此时就算她大声呼救,也未必有人会听到,即便听到,也未必会引起多大兴趣。
又或者,她堂堂雁门公府少夫人,只着一件中衣深夜站在皇宫内院,像什么话,传出去就是死也解释不清了。
如今只能走一步看一步。
没想到玉萝锦放下她便体态风流的推门出去了,留下穴道未解的秋景浓软软地靠在床边,心里七上八下。

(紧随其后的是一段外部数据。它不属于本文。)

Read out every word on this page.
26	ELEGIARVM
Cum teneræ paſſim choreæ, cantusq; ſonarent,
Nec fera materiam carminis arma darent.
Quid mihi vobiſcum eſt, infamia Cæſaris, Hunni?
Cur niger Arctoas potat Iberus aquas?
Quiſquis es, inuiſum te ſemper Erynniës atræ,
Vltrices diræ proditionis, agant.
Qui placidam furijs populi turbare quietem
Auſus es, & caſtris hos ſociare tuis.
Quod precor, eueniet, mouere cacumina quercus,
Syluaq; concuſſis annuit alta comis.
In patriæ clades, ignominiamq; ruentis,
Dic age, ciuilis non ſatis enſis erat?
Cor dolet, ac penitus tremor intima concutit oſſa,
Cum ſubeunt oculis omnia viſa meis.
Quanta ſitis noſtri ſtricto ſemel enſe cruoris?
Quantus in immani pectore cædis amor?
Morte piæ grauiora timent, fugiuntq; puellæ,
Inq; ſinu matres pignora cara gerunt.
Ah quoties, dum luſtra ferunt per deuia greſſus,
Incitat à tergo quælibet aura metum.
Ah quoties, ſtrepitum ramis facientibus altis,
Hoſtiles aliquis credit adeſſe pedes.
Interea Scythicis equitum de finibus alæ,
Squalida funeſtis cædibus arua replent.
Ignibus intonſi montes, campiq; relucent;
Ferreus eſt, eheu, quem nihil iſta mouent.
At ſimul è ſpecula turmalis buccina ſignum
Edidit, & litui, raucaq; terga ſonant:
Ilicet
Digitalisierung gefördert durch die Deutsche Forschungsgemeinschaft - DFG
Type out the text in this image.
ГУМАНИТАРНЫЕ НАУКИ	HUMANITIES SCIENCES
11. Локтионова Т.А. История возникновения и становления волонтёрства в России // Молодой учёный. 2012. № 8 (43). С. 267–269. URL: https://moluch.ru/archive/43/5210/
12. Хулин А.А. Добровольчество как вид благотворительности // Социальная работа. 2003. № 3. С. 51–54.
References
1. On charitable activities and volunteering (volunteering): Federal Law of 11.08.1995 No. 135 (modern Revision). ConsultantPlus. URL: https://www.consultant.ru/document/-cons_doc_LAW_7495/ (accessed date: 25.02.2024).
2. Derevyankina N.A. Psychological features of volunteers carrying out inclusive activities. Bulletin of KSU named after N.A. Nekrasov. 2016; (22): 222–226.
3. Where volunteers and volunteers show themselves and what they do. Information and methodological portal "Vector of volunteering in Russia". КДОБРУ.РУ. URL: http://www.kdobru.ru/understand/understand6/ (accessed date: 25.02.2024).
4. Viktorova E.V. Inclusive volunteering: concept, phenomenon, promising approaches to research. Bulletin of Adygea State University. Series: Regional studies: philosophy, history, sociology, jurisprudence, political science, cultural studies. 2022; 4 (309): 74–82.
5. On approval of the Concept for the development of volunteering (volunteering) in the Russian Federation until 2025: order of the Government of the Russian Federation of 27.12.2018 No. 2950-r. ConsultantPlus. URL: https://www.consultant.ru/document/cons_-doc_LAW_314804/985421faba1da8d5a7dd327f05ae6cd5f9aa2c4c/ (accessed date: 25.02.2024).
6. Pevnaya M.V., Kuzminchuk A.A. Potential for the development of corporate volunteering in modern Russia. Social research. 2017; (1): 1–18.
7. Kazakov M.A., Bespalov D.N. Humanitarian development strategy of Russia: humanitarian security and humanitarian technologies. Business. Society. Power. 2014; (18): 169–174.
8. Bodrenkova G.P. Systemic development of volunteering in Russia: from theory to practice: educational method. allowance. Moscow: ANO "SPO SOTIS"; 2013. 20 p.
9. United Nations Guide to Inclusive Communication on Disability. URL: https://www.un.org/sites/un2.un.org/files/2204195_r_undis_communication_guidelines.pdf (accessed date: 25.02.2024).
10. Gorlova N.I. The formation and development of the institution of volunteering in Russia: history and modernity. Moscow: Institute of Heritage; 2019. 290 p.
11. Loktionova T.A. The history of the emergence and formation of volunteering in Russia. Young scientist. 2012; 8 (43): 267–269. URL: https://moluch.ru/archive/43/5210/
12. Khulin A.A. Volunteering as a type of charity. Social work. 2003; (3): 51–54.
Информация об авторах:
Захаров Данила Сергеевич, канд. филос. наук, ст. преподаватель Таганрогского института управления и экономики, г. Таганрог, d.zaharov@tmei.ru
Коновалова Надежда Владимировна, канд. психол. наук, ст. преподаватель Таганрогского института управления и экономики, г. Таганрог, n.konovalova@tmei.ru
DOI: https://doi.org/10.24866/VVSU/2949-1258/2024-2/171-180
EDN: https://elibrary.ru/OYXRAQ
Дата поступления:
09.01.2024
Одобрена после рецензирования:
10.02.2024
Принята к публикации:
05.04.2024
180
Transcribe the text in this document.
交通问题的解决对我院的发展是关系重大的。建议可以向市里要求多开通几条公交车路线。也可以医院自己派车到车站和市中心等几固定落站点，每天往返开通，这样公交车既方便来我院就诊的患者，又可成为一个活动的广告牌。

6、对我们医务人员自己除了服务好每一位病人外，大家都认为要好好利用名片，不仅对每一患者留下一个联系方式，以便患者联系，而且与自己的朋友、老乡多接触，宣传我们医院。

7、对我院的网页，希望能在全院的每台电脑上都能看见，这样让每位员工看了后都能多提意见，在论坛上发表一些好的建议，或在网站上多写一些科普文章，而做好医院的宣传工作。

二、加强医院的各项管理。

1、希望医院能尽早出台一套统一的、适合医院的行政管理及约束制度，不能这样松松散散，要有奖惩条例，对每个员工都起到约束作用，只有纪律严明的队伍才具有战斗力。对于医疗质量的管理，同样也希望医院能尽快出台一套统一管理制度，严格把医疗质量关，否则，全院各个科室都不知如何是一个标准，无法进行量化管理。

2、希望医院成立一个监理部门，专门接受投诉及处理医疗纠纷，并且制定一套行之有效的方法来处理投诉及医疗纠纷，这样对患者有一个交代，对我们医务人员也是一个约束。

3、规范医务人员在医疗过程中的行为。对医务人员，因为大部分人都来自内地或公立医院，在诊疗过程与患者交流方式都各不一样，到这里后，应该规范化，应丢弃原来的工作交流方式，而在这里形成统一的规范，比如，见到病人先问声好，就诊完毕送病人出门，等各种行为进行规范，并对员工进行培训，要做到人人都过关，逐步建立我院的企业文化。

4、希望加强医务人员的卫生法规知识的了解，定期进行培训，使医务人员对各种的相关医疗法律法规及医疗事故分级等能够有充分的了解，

也不知道这个玉萝锦到底什么身份,如此随意出入皇宫,偏偏又是长宁城最有名的青楼的老板娘。
岚馨苑。
秋景浓还以为自己再也不会和这个地方这个人有任何交集呢。
过了一会儿,门外渐渐响起脚步声,由远及近,又在门口停住了。
这人脚步犹豫,又停滞不前,叫秋景浓心里吊得难受。
痛痛快快的不行么?
反正她身中是非蛊,若是来人真是慕子寒,她便先一头撞死算了,左右都是死,也算保住了名节。
正在秋景浓咬着牙做出最坏的打算的时候,那人终于推开了门。
清冷的月光给那人/质地精良的袍子镶上了一层银边,如水月色下那人眉眼如旧,一双染了几分忧思的桃花眼专注且温柔。
这个人。
是慕子宸。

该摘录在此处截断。